I reached out to the White House for comment. No one got back to me.
Narang crunched the numbers for the last decade and estimated that the net benefit to Americans from regulations was as much as $833 billion, or 12 times what these rules cost industry to impose.
"Much of these benefits are in the form of health and safety," he said. "So one way to look at this is that if you don't control emissions from factories, you're looking at all sorts of added costs to society, such as cancer, children's asthma and serious respiratory illnesses."
The Trump administration's report completely undercuts its argument that regulations are bad for the country because they stifle job growth and innovation. In fact, the U.S. economy logged steady if unspectacular growth throughout the Obama years.

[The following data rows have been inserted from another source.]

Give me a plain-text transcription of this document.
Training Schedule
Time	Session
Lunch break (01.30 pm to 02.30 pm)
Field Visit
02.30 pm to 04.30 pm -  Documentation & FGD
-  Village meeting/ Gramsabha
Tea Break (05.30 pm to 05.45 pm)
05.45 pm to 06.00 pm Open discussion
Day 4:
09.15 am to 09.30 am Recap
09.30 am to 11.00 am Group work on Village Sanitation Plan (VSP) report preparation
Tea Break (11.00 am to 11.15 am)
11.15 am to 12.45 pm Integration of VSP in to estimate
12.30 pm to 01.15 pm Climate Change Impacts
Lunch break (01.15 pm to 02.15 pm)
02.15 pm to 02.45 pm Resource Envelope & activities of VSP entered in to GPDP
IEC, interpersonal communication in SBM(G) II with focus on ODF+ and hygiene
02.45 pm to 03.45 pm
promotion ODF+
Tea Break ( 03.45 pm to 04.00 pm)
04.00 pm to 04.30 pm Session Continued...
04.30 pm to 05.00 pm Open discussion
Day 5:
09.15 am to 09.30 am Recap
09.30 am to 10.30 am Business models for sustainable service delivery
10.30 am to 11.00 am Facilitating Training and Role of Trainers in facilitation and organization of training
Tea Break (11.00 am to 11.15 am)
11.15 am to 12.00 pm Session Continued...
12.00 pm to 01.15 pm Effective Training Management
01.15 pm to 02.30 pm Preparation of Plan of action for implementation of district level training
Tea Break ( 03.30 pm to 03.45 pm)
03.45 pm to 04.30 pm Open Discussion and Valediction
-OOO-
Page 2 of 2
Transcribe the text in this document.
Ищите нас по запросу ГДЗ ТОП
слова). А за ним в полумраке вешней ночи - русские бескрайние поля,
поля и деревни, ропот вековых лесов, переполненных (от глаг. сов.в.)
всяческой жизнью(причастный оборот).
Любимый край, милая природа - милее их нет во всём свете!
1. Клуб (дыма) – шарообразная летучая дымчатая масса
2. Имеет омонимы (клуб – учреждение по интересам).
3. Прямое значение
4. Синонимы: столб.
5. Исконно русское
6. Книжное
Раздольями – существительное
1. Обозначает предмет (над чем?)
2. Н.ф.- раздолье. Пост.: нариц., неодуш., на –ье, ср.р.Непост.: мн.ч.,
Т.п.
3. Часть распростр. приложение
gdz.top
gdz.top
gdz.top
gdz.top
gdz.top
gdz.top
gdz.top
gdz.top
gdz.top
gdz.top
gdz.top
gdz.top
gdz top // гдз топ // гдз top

This week, we learned that despite Trump's deregulatory push, economic growth slowed more than initially thought over the final three months of 2017, down to 2.5 percent from 3.2 percent during the previous quarter.
Perhaps that can be traced to Trump's arbitrary and reckless policy that for every new government regulation, two existing ones have to be thrown out. He's fond of saying this both limits new rule-making and cleans house of older rules that don't jibe with his policy agenda.
Consumer Financial Protection Bureau? Don't need that. Environmental Protection Agency? It can get by with 23 percent less funding. School safety? We can cut spending there by $425 million.
What Trump isn't saying -- but which his own numbers clearly spell out: Take away rules and regulations, and all you end up doing is shortchanging the American people.